Katie's room. Had Katie
been at home she would have planned it some other way, for above all
things she did not want it to occur to Ann that she was in the way. But
Katie had been very busy talking to the man who mended the boats, and
naturally it would not occur to Wayne that Ann would be at all sensitive
about giving up her room for a few days to accommodate a dear old friend
of theirs. And perhaps she was not sensitive about it, only this was no
time, Katie felt, to make Ann feel she was crowding any one.
And in Katie's absence "Pet" had been shot. Pet had not seemed to realize
that alley methods of defense were not in good repute in the army. He
could not believe that Pourquoi and N'est-ce-pas had no guile in their
hearts when they pawed at him. Furthermore, he seemed to have a
prejudice against enlisted men and showed his teeth at several of them.

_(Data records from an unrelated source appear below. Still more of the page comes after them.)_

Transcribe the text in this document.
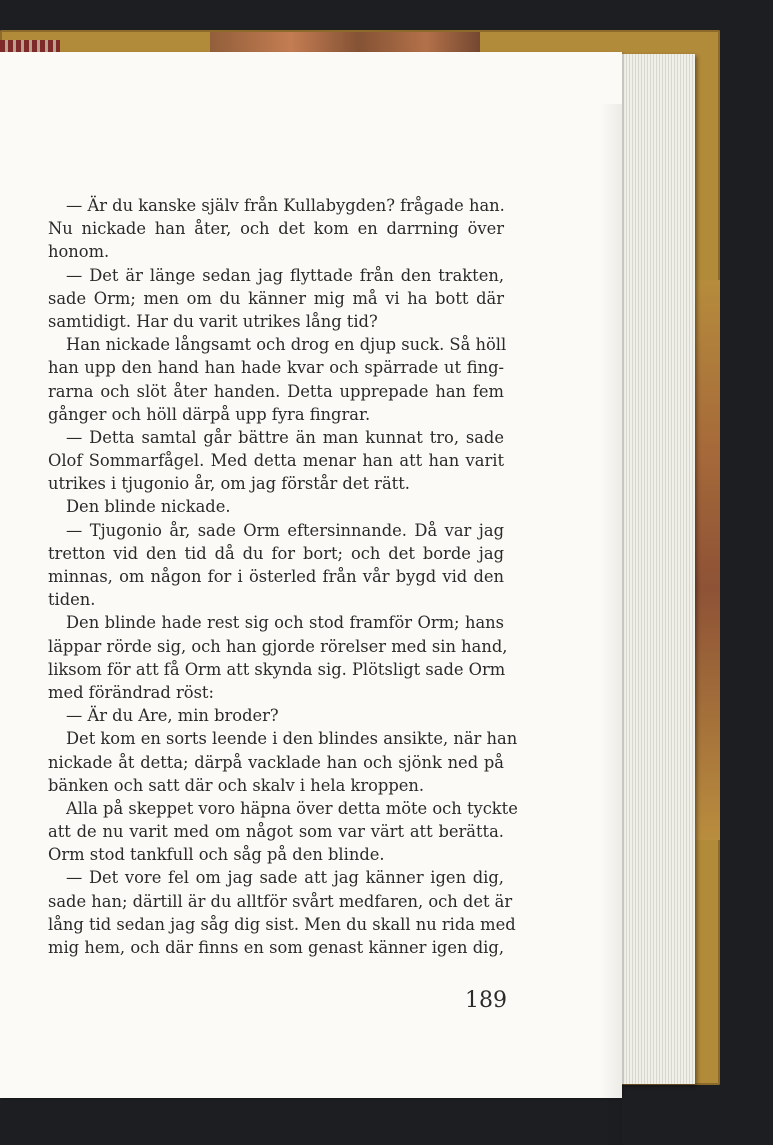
— Är du kanske själv från Kullabygden? frågade han.
Nu nickade han åter, och det kom en darrning över
honom.
— Det är länge sedan jag flyttade från den trakten,
sade Orm; men om du känner mig må vi ha bott där
samtidigt. Har du varit utrikes lång tid?
Han nickade långsamt och drog en djup suck. Så höll
han upp den hand han hade kvar och spärrade ut fing-
rarna och slöt åter handen. Detta upprepade han fem
gånger och höll därpå upp fyra fingrar.
— Detta samtal går bättre än man kunnat tro, sade
Olof Sommarfågel. Med detta menar han att han varit
utrikes i tjugonio år, om jag förstår det rätt.
Den blinde nickade.
— Tjugonio år, sade Orm eftersinnande. Då var jag
tretton vid den tid då du for bort; och det borde jag
minnas, om någon for i österled från vår bygd vid den
tiden.
Den blinde hade rest sig och stod framför Orm; hans
läppar rörde sig, och han gjorde rörelser med sin hand,
liksom för att få Orm att skynda sig. Plötsligt sade Orm
med förändrad röst:
— Är du Are, min broder?
Det kom en sorts leende i den blindes ansikte, när han
nickade åt detta; därpå vacklade han och sjönk ned på
bänken och satt där och skalv i hela kroppen.
Alla på skeppet voro häpna över detta möte och tyckte
att de nu varit med om något som var värt att berätta.
Orm stod tankfull och såg på den blinde.
— Det vore fel om jag sade att jag känner igen dig,
sade han; därtill är du alltför svårt medfaren, och det är
lång tid sedan jag såg dig sist. Men du skall nu rida med
mig hem, och där finns en som genast känner igen dig,
189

Katie began to explain that that was because--but Wayne had curtly cut
her short with saying that he didn't care why it was, the fact that it
was had made it impossible to have the dog around. If one of the men had
been bitten by the contemptible cur Katie couldn't cauterize the wound
with the story of the dog's hard life.
The only bright spot she could find in it was that probably Watts had
taken a great deal of pleasure in executing Wayne's orders--and Caroline
Osborne said that all needed pleasure.
She saw that Ann's hands were clenched, and so had not pursued the
discussion.
Katie was not in high favor with her brother that night. He said it was
outrageous she should not have been there to receive Mrs. Prescott. When
Katie demurred that she would have been less outrageous had she had the
slightest notion Mrs. Prescott would be there to be received, it
developed that Wayne was further irritated because he had come to take
Ann out for a boat ride--and Katie had gone in the boat--heaven only knew
where! Then when Katie sought to demolish that irritation with the
suggestion that just then was the most beautiful time of day for the
river--and she knew it would do Ann good to go--Wayne clung manfully to
his grievance, this time labeling it worry. He forbade Katie's going any
more by herself. It was preposterous she should have stayed so long. He
would have been out looking for her had it not been that Watts had been
able to get a glimpse of the boat pulled in on the upper island.
Katie wondered what else Watts had been able to get a glimpse of.